AI creation tools have quickly become transformative in many businesses, with their power to generate words, images, videos, sounds, and even computer code, augment human skills, and automate everyday work.
If you are considering how your organization can use this revolutionary technology, one of the choices you must make is whether to use open source or closed source (proprietary) tools, models and algorithms.
Why is this decision important? Well, each option offers pros and cons in terms of customization, scalability, support, and security.
In this article, we’ll explore the key differences and pros and cons of each approach, and explain the factors to consider when deciding which one is right for your organization.
Understanding Open-Source Generative AI
With genetic AI models, as with other software, the term “open source” means that the source code is publicly available and anyone is free to examine, modify, and distribute it.
Proponents of open source software believe it promotes innovation and collaboration because developers can build on work that has been done before them. It also makes it possible to adapt and refine existing tools and models for specific or specialized applications.
One of the best-known examples of an open-source AI model is Stable Diffusion, one of the most popular text-to-image generators. Another is Meta’s Llama, a language model that serves as an alternative to OpenAI’s closed-source GPT models, such as those that power ChatGPT.
Unlike closed source models, developers can “look inside” open source models and understand how they work. They may then be able to find opportunities to improve it or adapt it to new tasks and use cases.
From a security perspective, open source models, by definition, can be externally audited to ensure that security flaws can be found and (hopefully) fixed by the developer community.
Furthermore, open source models are often supported by ethical AI advocates, as they can generally be considered more transparent and understandable than closed source models.
However, from a business perspective, perhaps the greatest advantage of open source models is that, at least in theory, they are essentially free to use. In fact, there will often be costs involved in setting them up and making them work the way you want them to. Sometimes, this support will be available free of charge from the community, while at other times, it may involve contracts with third party commercial providers.
Understanding Closed-Source Generative AI.
Now for closed source AI, also referred to as “proprietary”, which is essentially private property made available for public use because its owners allow licensing.
Closed-source AI is sometimes thought of as a “black box,” meaning it’s hard to know exactly what’s going on inside it because the only people who know how it works are the people who built it.
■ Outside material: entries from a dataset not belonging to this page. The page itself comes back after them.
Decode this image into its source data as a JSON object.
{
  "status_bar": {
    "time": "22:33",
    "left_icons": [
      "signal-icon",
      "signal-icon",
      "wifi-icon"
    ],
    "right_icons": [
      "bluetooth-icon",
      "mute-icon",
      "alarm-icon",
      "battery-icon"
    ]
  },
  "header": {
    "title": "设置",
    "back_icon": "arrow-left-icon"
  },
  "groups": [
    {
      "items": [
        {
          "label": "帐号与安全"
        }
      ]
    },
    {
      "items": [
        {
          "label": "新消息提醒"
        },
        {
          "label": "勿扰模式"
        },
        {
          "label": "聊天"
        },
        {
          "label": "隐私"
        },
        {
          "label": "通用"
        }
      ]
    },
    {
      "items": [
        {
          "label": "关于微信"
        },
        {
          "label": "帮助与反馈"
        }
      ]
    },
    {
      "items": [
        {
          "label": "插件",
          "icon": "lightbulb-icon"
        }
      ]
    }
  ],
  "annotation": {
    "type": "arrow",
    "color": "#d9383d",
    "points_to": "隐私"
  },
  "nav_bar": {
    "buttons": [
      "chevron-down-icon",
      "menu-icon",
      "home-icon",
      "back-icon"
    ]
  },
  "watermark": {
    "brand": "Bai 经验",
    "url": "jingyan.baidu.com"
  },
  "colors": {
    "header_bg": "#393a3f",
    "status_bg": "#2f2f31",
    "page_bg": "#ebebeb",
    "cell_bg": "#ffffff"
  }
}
This is generally for commercial reasons – they make their money by selling it, and if everyone knew how it works, they could recreate it and sell (or give it away) themselves.
There are, however, advantages to this model for the end user. As commercial products, closed source AI tools must be accessible and easy to use. Otherwise, sellers will find it difficult to sell them. In theory, they will make them as user-friendly as possible and offer customer support and technical support services. One reason businesses choose closed source tools over open source tools, despite the added cost, is that they expect it to be reliably maintained and supported.
There may also be security advantages to choosing closed-source models, as vendors have an incentive to ensure that their models do not leak data or allow unauthorized access. If they do, they risk serious damage to their reputation or even fines under data protection laws.
This means they are dependent on vendors for updates and customization options can be more limited – particularly in niche markets where there is less of a business case for vendors to offer custom builds. GPT-4, Google’s Gemini, Dall-E and Midjourney image models, and Nvidia Jarvis are all examples of closed source AI models.
Which is best for your business?
Deciding between open and closed source solutions involves careful weighing of your business’s specific requirements as well as its strategic goals.
Of course, budget considerations will often be a big factor in any decision. While open source tools may be free to acquire, working with them could involve significant investment in setup, customization, user training, and maintenance. Closed source, while more expensive, often includes all the professional support and help needed to get started off the shelf. This could make it more cost-effective in the long run for businesses without a large technical staff.
Before making a decision, it is important to evaluate the technical expertise in your business and the cost and local availability of third-party support.
Open source offers great potential for flexibility and customization, but businesses that don’t have the ability to develop it may find closed source tools to be a better fit.
It is also important to review security and compliance requirements. In fields like finance and healthcare, the security protocols and certification offered by closed source can make it the logical choice.
However, if extensibility and interoperability with existing systems is the priority, then open source can offer a higher level of flexibility. This can mean that your organization can implement AI solutions in a faster and more flexible way. If innovation and developing a competitive advantage are critical elements of your business strategy, then open source can provide an advantage here.
Overall, there is no single answer to the question of open versus closed source. Deciding what is best for your organization involves a balanced consideration of all the issues listed here.
By conducting this assessment, however, you are more likely to arrive at the solution that best suits your needs, setting your business up to take advantage of the opportunities that genetic AI offers.